Thompson, who announced in 2009 that he has the disease, wrote on his blog Sunday that he is “taking some time off. Some MORE time off. ... I’m about to start a program of physical therapy sessions designed for people with Parkinson’s.”
Thompson playfully notes the recent number of “Cul de Sac” reruns (including Sunday’s) that have appeared, writing: “I’m guessing you ... probably noticed that recently there’ve been a whole lot of ‘Cul de Sac’ repeats and you’re too nice to say anything (though you’re likely thinking, ‘Whoa, somebody sure takes a lot of vacations’). I mean, c’mon, what’s going on here?”
Of the treatment, the Northern Virginia-based cartoonist writes: “I’ve only been in for an evaluation, but the therapy largely consists of big, exaggerated movements and sweeping silly walks that will so embarrass your body that it’ll start behaving itself, I hope. Also I’ll learn 10 ways to defeat a mugger by falling on him.”

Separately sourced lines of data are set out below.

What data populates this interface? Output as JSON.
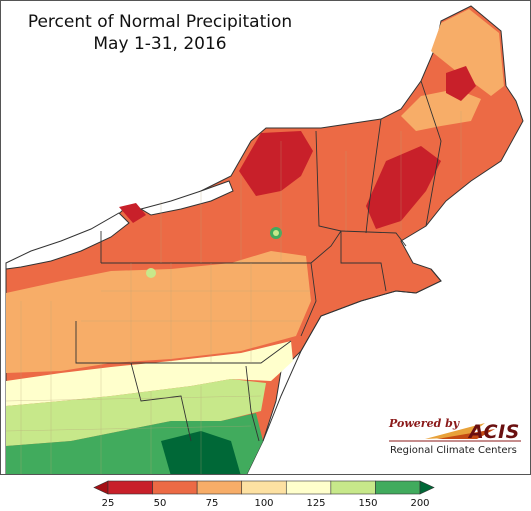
{
  "title": {
    "line1": "Percent of Normal Precipitation",
    "line2": "May 1-31, 2016"
  },
  "logo": {
    "powered_by": "Powered by",
    "brand": "ACIS",
    "subtitle": "Regional Climate Centers"
  },
  "legend": {
    "breaks": [
      "25",
      "50",
      "75",
      "100",
      "125",
      "150",
      "200"
    ],
    "colors": [
      "#c8202a",
      "#ec6a45",
      "#f7ad68",
      "#fde1a2",
      "#ffffcc",
      "#c7e88a",
      "#41ab5d"
    ],
    "under_color": "#a50f15",
    "over_color": "#006837"
  },
  "palette": {
    "water": "#ffffff",
    "ocean_outline": "#333333",
    "border": "#333333",
    "county": "#b8a37a"
  }
}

Thompson, who is syndicated by Universal Uclick, received the National Cartoonists Society’s esteemed Reuben Award — aka the “cartoonist of the year” prize — last May. The daily “Cul de Sac,” which he launched as a weekly feature in The Washington Post Magazine, is carried by more than 140 papers.
Thompson says he appreciates the support, writing: “Garry Trudeau likened daily newspaper comics to a public utility that delivers its service so regularly that any interruption is seen as some kind of major systems failure. Though well aware of this, the kind folks at Universal [Uclick] Press have been greatly supportive and urged me to do whatever I needed to do. So I’m’a gonna.”
It was a year ago this month that Thompson announced he would launch Team Cul de Sac — in cooperation with the Michael J. Fox Foundation - as a book and benefit campaign to raise funds for Parkinson’s research.
(Comic Riffs profiled Thompson and his Parkinson’s efforts last May in The Post Magazine.)